Sem ironia: por que a marcha feminina é séria
Texto: Anna Narinskaya
Cerca de três anos atrás eu me encontrei com Anna Holmes, o criador do site Jezebel.com, que em muitos aspectos pode ser considerado o progenitor ideológico do recurso para o qual estou escrevendo isso agora. Minha idéia era falar sobre como a agenda feminista está mudando em condições de ganhar a igualdade de gênero consensual, alcançada, embora com muitas reservas, nos Estados Unidos. Ou seja, na situação do "pós-feminismo", sobre o qual meus amigos avançados aqui na Rússia amam muito a dizer.

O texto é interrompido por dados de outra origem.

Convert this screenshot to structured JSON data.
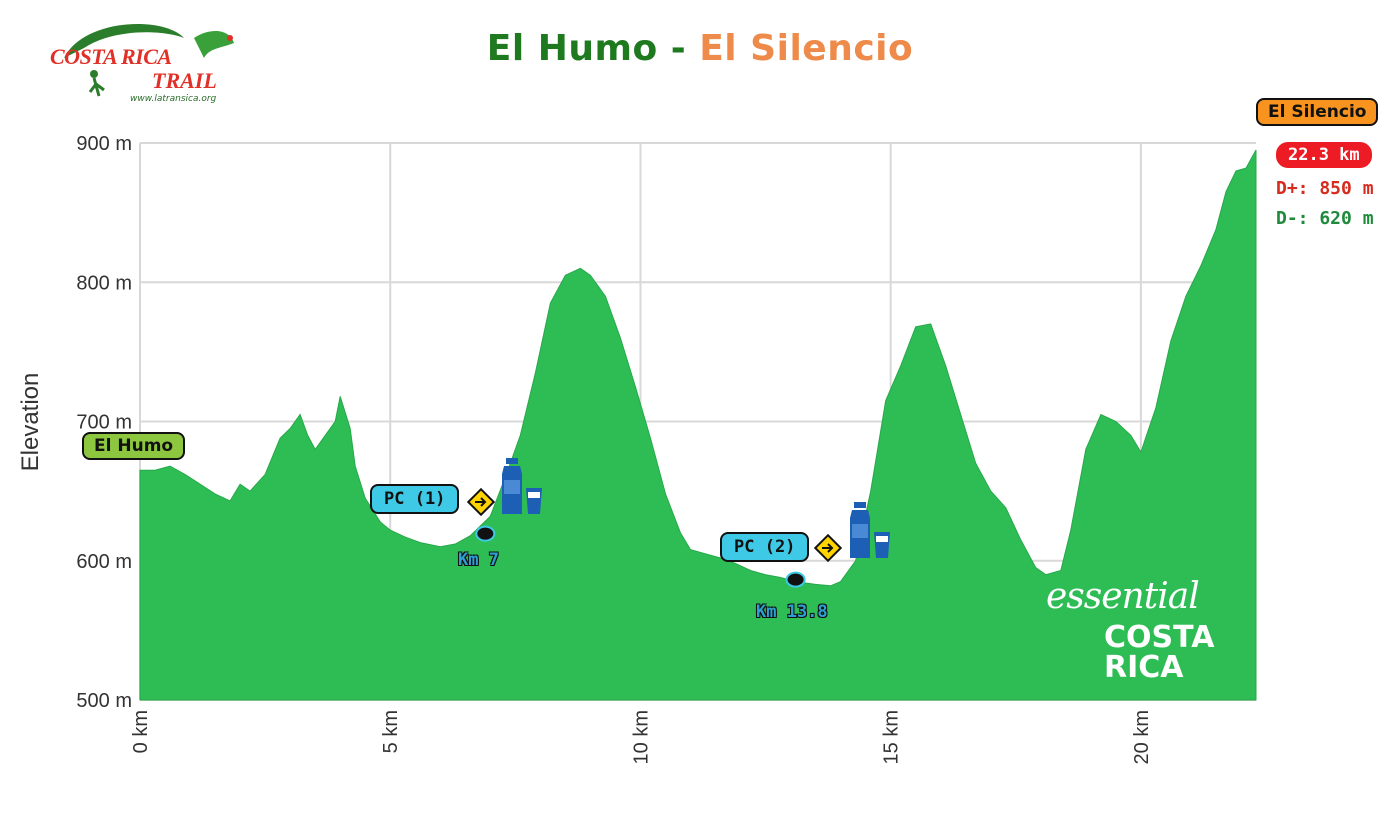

Sobre a proposta de especular sobre isso, recebi o que é chamado de "irritado", mas na verdade, simplesmente me ressenti: "E quanto ao pós-feminismo, quando é óbvio que sempre tentaremos tirar nossas vitórias, apagá-las? Aqui estão os abortos, digamos, legalizados em 1973, mas ainda existem pessoas que estão tentando aboli-lo, e os salários femininos em média ainda são mais baixos nos EUA do que nos homens, e a ideia de que uma mulher é um objeto de um homem não desapareceu talvez não tão frequentemente agora anunciado em voz alta. E embora, de fato, existe uma opinião de que agora chegou um momento mais “suave” - de lutar contra a cultura gloss e falar sobre uma mulher que assume seu corpo natural - coisas básicas sempre estarão na linha de frente: direitos iguais em todos os níveis e você nunca deve parar de lutar por isso "

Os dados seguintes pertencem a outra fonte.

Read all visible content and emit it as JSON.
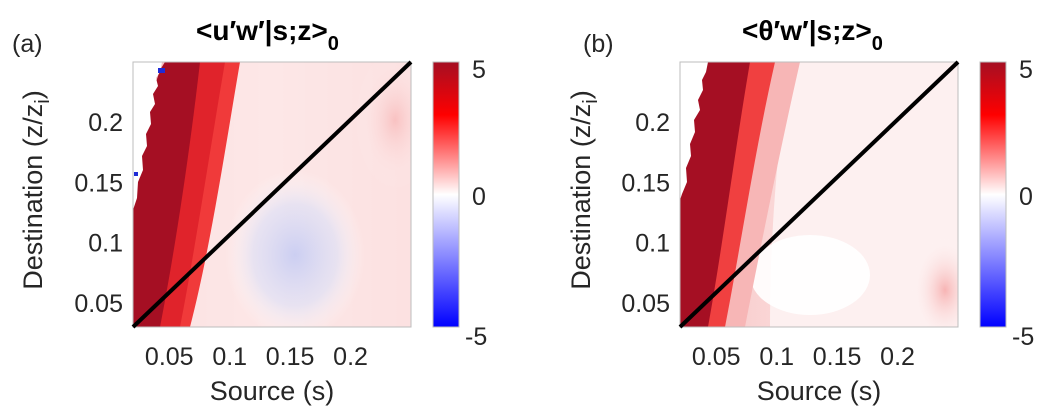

Eu não vou me esconder, disse então - em um café da moda em Williamsburg - o discurso parecia-me muito pesado, sofrendo de uma falta de auto-ironia. E em menos de alguns anos, a retidão - em primeiro lugar a entoacional - de Anna Holmes foi plenamente confirmada, ou melhor, manifestada, e minhas dúvidas semi-sarcásticas se desintegraram em pó.
A impotência das mulheres acabou por ser uma metáfora da impotência em geral
Não há gosto irônico nos sentimentos que sinto quando assisto às transmissões das “Marchas das Mulheres” nas cidades americanas. Há um sentimento puro de admiração e em parte de inveja de como a atitude solidária e séria ("bestial serious", se quiserem) para com eles mesmos e seus direitos permitiu que a agenda feminista e feminista se tornasse notória e importante, mas unificadora.
Nesta marcha, o protesto das mulheres acabou por ser, por assim dizer, uma marca de guarda-chuva. O protesto de todos aqueles que se opuseram a Trump em geral foi "apresentado" como um protesto das mulheres, em cujos direitos a nova administração poderia atacar politicamente e já havia atuado estilisticamente. Uma pessoa que permite, mesmo em conversa particular, "agarrá-los pela boceta" não é apenas "não o presidente" dessas mulheres, mas também "não o presidente" de todos aqueles que sentem seus direitos violados (devido a raça, orientação sexual, sotaque estrangeiro) e aqueles que sentem a sociedade onde esses direitos são violados como injustos. Grosso modo, a falta de poder das mulheres aqui se revelou uma metáfora da impotência em geral. E para que isso aconteça, uma mulher como sujeito deve se levar e ser levada a sério por uma grande parte da sociedade.
A marcha anti-marcha das mulheres é a apoteose da seriedade e, ao mesmo tempo, prova de sua necessidade vital hoje. Não, não a seriedade da performance (que inclui os dois bonés cor-de-rosa, as calças cor de laranja da Madonna, seus “foda-se” e os slogans “Liberdade de Melania” e citações da princesa Leia: “O lugar da mulher está em resistência”, e a seriedade da abordagem. A violação de nossos direitos, até mesmo uma indicação dessa infração, é de vital importância, e devemos tratar isso de acordo, sem brincadeiras calmantes, sem escová-la, sem auto-engano. E somente tal abordagem pode trazer para as ruas do país dois milhões e meio de pessoas - um número que não pode ser ignorado (ou, mais precisamente, que apenas um tolo ou um ditador pode ignorar).
E se você fala no estilo do site Jezebel, que, segundo seu fundador, "usa os temas da alta vida e da moda como pontos de entrada para discussões sobre coisas mais importantes", então você deve dizer isso. Seriedade é o novo preto. No mundo de hoje, mudando politicamente desagradavelmente, e na comunicação, é incompreensível (a existência online reutilizável de declarações leva à erosão de todas as nuances e significados irônicos), apenas uma afirmação direta se torna aparente e eficaz.
"Marcha das Mulheres" é uma declaração similar. Isso não é novidade. Tão moderno.